In July 1995, Serbian paramilitaries and Bosnian Serbs from the Army of Republika Srpska marched into the town of Srebrenica and massacred thousands of Bosnian Muslims. The event was the pinnacle of a bloody war that split apart the former Yugoslavia. 

In 2004 the International Criminal Tribunal for the former Yugoslavia (ICTY) ruled that what happened in Srebernica qualified as genocide. But, as recently as in 2020, textbooks in Serbia, while containing an acknowledgement that war crimes had happened in Srebrenica, stopped short of describing the massacres as genocide and questioned the accuracy of the death toll.

According to Marko Milosavljević, Programme Coordinator at the Youth Initiative for Human Rights, “there is still a big policy of denial of the genocide in Srebrenica.” Years ago, he told me, “they used to say that Srebrenica didn’t happen at all. Now over the last decade, the authorities don’t say ‘nothing happened,’ they just deny the implications of the genocide.”

In 2017, Milorad Dodik, who was at the time the President of the Republic of Srpska, stated that no textbooks should ever teach students about the Srebrenica genocide, nor the siege of Sarajevo. Textbooks only briefly mention Srebrenica as a place where Bosnian Serbs conquered. The textbooks also only refer to Serbs and not Croats or Muslims as victims of ethnic cleansing.

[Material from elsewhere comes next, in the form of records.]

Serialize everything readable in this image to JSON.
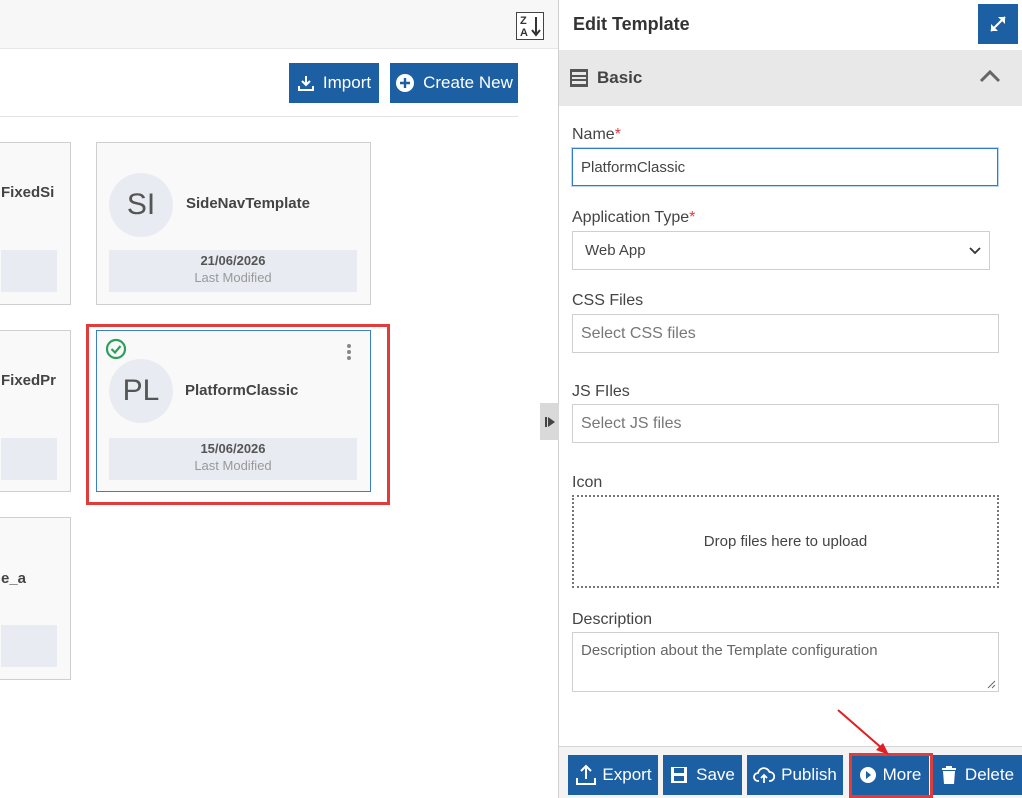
{
  "toolbar": {
    "import_label": "Import",
    "create_label": "Create New"
  },
  "cards": [
    {
      "name": "FixedSi",
      "date": "",
      "lbl": ""
    },
    {
      "initials": "SI",
      "name": "SideNavTemplate",
      "date": "21/06/2026",
      "lbl": "Last Modified"
    },
    {
      "name": "FixedPr",
      "date": "",
      "lbl": ""
    },
    {
      "initials": "PL",
      "name": "PlatformClassic",
      "date": "15/06/2026",
      "lbl": "Last Modified"
    },
    {
      "name": "e_a",
      "date": "",
      "lbl": ""
    }
  ],
  "panel": {
    "title": "Edit Template",
    "section": "Basic",
    "name_label": "Name",
    "name_value": "PlatformClassic",
    "apptype_label": "Application Type",
    "apptype_value": "Web App",
    "css_label": "CSS Files",
    "css_placeholder": "Select CSS files",
    "js_label": "JS FIles",
    "js_placeholder": "Select JS files",
    "icon_label": "Icon",
    "drop_text": "Drop files here to upload",
    "desc_label": "Description",
    "desc_placeholder": "Description about the Template configuration",
    "required_mark": "*"
  },
  "footer": {
    "export": "Export",
    "save": "Save",
    "publish": "Publish",
    "more": "More",
    "delete": "Delete"
  },
  "colors": {
    "primary": "#1d5fa3",
    "highlight": "#e03c3c",
    "check": "#2e9e5b"
  }
}
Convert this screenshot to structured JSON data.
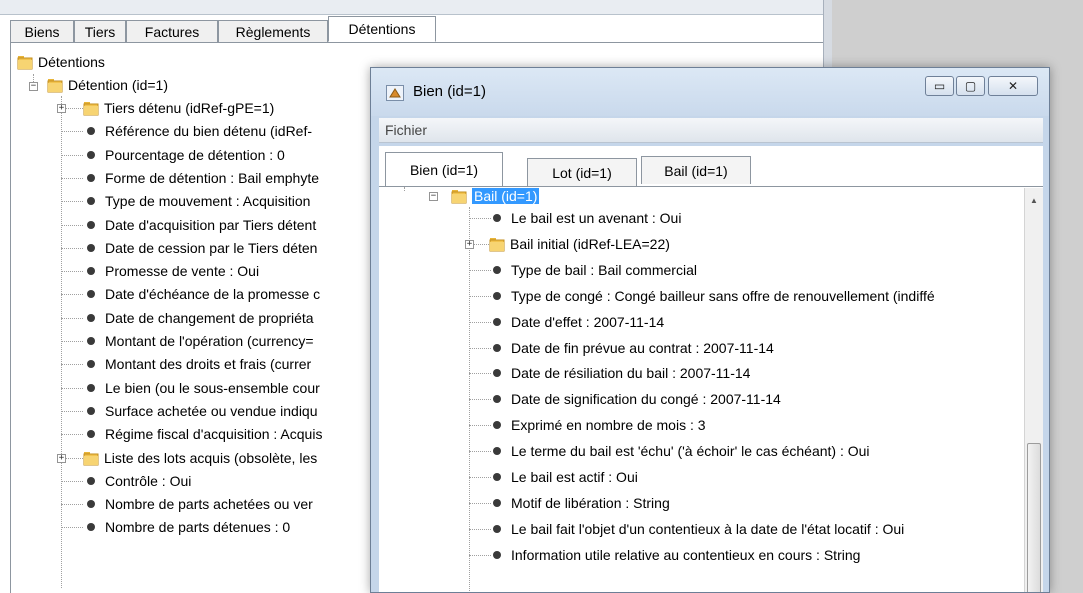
{
  "main_tabs": [
    {
      "label": "Biens"
    },
    {
      "label": "Tiers"
    },
    {
      "label": "Factures"
    },
    {
      "label": "Règlements"
    },
    {
      "label": "Détentions"
    }
  ],
  "left_tree": {
    "root": "Détentions",
    "node": "Détention (id=1)",
    "items": [
      {
        "label": "Tiers détenu (idRef-gPE=1)",
        "kind": "folder"
      },
      {
        "label": "Référence du bien détenu (idRef-",
        "kind": "leaf"
      },
      {
        "label": "Pourcentage de détention : 0",
        "kind": "leaf"
      },
      {
        "label": "Forme de détention : Bail emphyte",
        "kind": "leaf"
      },
      {
        "label": "Type de mouvement : Acquisition",
        "kind": "leaf"
      },
      {
        "label": "Date d'acquisition par Tiers détent",
        "kind": "leaf"
      },
      {
        "label": "Date de cession par le Tiers déten",
        "kind": "leaf"
      },
      {
        "label": "Promesse de vente : Oui",
        "kind": "leaf"
      },
      {
        "label": "Date d'échéance de la promesse c",
        "kind": "leaf"
      },
      {
        "label": "Date de changement de propriéta",
        "kind": "leaf"
      },
      {
        "label": "Montant de l'opération (currency=",
        "kind": "leaf"
      },
      {
        "label": "Montant des droits et frais (currer",
        "kind": "leaf"
      },
      {
        "label": "Le bien (ou le sous-ensemble cour",
        "kind": "leaf"
      },
      {
        "label": "Surface achetée ou vendue indiqu",
        "kind": "leaf"
      },
      {
        "label": "Régime fiscal d'acquisition : Acquis",
        "kind": "leaf"
      },
      {
        "label": "Liste des lots acquis (obsolète, les",
        "kind": "folder"
      },
      {
        "label": "Contrôle : Oui",
        "kind": "leaf"
      },
      {
        "label": "Nombre de parts achetées ou ver",
        "kind": "leaf"
      },
      {
        "label": "Nombre de parts détenues : 0",
        "kind": "leaf"
      }
    ]
  },
  "dialog": {
    "title": "Bien (id=1)",
    "minimize": "▭",
    "maximize": "▢",
    "close": "✕",
    "menu": "Fichier",
    "tabs": [
      {
        "label": "Bien (id=1)"
      },
      {
        "label": "Lot (id=1)"
      },
      {
        "label": "Bail (id=1)"
      }
    ],
    "tree": {
      "node": "Bail (id=1)",
      "items": [
        {
          "label": "Le bail est un avenant : Oui",
          "kind": "leaf"
        },
        {
          "label": "Bail initial (idRef-LEA=22)",
          "kind": "folder"
        },
        {
          "label": "Type de bail : Bail commercial",
          "kind": "leaf"
        },
        {
          "label": "Type de congé : Congé bailleur sans offre de renouvellement (indiffé",
          "kind": "leaf"
        },
        {
          "label": "Date d'effet : 2007-11-14",
          "kind": "leaf"
        },
        {
          "label": "Date de fin prévue au contrat : 2007-11-14",
          "kind": "leaf"
        },
        {
          "label": "Date de résiliation du bail : 2007-11-14",
          "kind": "leaf"
        },
        {
          "label": "Date de signification du congé : 2007-11-14",
          "kind": "leaf"
        },
        {
          "label": "Exprimé en nombre de mois : 3",
          "kind": "leaf"
        },
        {
          "label": "Le terme du bail est 'échu' ('à échoir' le cas échéant) : Oui",
          "kind": "leaf"
        },
        {
          "label": "Le bail est actif : Oui",
          "kind": "leaf"
        },
        {
          "label": "Motif de libération : String",
          "kind": "leaf"
        },
        {
          "label": "Le bail fait l'objet d'un contentieux à la date de l'état locatif : Oui",
          "kind": "leaf"
        },
        {
          "label": "Information utile relative au contentieux en cours : String",
          "kind": "leaf"
        }
      ]
    }
  }
}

Serbian textbooks have also failed to mention the state’s role in committing war crimes in the 1990s against Kosovans. Dodik, now the Serb member of the three-member Presidency of Bosnia and Herzegovina (which serves as the collective head of state), has repeatedly called for the Republic of Srpska to secede from the rest of the country. 

With tensions rising in the region, in part due to Russia’s invasion of Ukraine, and with a new generation of ethnic-Serbs in Serbia and the Republic of Srpska being taught little to nothing about war crimes committed against Muslims and Kosovans in the 1990s, there is an ever-present danger of history repeating itself.